A. a. L'Etat de Genève, soit pour lui l'Administration fiscale cantonale, a requis la continuation de la poursuite n° 1______ à l'encontre de A______ le 29 mars 2024.
b. Le 24 juin 2024, l'Office cantonal des poursuites (ci-après : l'Office) a adressé au poursuivi un avis de saisie en l'invitant à se présenter le 19 août 2024 en vue d'être interrogé sur sa situation financière.
c. Sur la base des déclarations de A______ lors de son audition et des documents qu'il a fournis, l'Office a retenu qu'il percevait des indemnités de chômage de 4'100 fr. par mois en moyenne, que son épouse réalisait un revenu moyen de 777 fr. par mois, et que leurs charges mensuelles se montaient à 3'494 fr., comprenant le montant de base pour un couple (1'700 fr.), le loyer de l'appartement (1'492 fr.) et d'une place de parking (82 fr.), les frais de transport public (140 fr.) et de recherches d'emploi du poursuivi (80 fr.).
L'Office n'a pas tenu compte des cotisations d'assurance-maladie, au motif qu'elles n'étaient pas payées, ni du loyer relatif à la deuxième place de parking, dès lors que le bail y relatif n'était pas lié à celui du logement et que ces frais ne relevaient pas du minimum vital.

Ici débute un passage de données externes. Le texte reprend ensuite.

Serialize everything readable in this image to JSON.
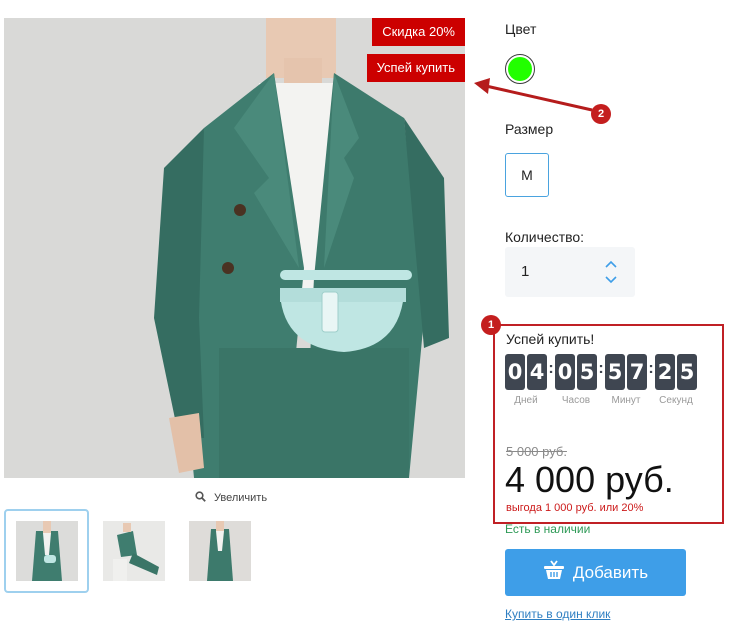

Au regard des revenus respectifs des époux, l'Office a fixé la part du débiteur poursuivi aux charges à 2'937 fr. 35.
d. Les décomptes bancaires de A______ pour la période allant du 1er avril au 31 juillet 2024 font ressortir qu'il a perçu des indemnités de chômage à hauteur de 3'968 fr. 40 le 23 avril 2024, 4'156 fr. 35 le 23 mai 2024, 2'614 fr. 05 le 2 juillet 2024 et 4'156 fr. 35 le 23 juillet 2024, ainsi que les sommes de 1'243 fr. 60 et
146 fr. 90 les 26 juin et 3 juillet 2024 de B______ SA.
Des décomptes bancaires de son épouse concernant cette même période, il ressort qu'elle a touché les sommes de 715 fr. 15 le 4 avril 2024, 908 fr. 05 le 3 mai 2024, 737 fr. 90 le 5 juin 2024 et 749 fr. 15 le 5 juillet 2024 de la société C______ SA.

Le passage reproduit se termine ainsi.